Not much has changed in the region since that time.

When CARICOM was formed on August 1, 1973, with the signing of the Treaty of Chaguaramas, the hope was to foster deeper regional integration, economic cooperation, foreign policy coordination, and social development for a stronger collective voice and shared prosperity in the Caribbean. 

Through the Caribbean Single Market and Economy (CSME), CARICOM tried to integrate the member states into a unified economic unit. It aimed to pool the region’s resources to improve international competitiveness and standards of living through free movement of goods, human, and natural resources.

Caribbean nations share the good fortune of their location, right at the back door of the United States and at the gateway of Latin America and Canada. Large countries in Europe and in Asia have been seeking to take advantage of markets in the Americas, and partnerships with Caribbean nations are strategic pit stops and warehouses for their goods.

Caribbean countries must determine their own future. There has to be more for these states than being the butler at the back door of the United States or the strategic gateman for enterprising partners, such as the European Union or China.
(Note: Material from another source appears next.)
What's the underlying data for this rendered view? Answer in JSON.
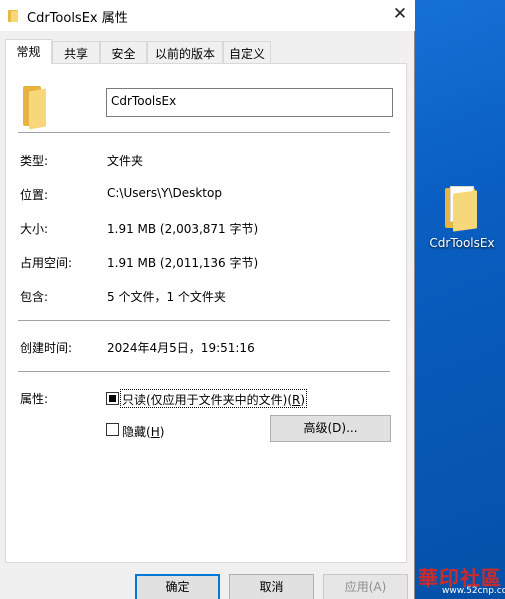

If CARICOM will not work in the best interests of the 46 million population within the region, it may be time for a new mechanism to be identified to protect the people and the resources, especially oil, natural gas, and precious stone deposits.

As the geo-political dynamics unfold before our very eyes, no Caribbean leader, especially the compromised, should consider himself or herself safe in statehouse walls.

Donald and Delta are not just about Maduro or Cuba; they will strike anywhere it suits them, even in Jamaica House.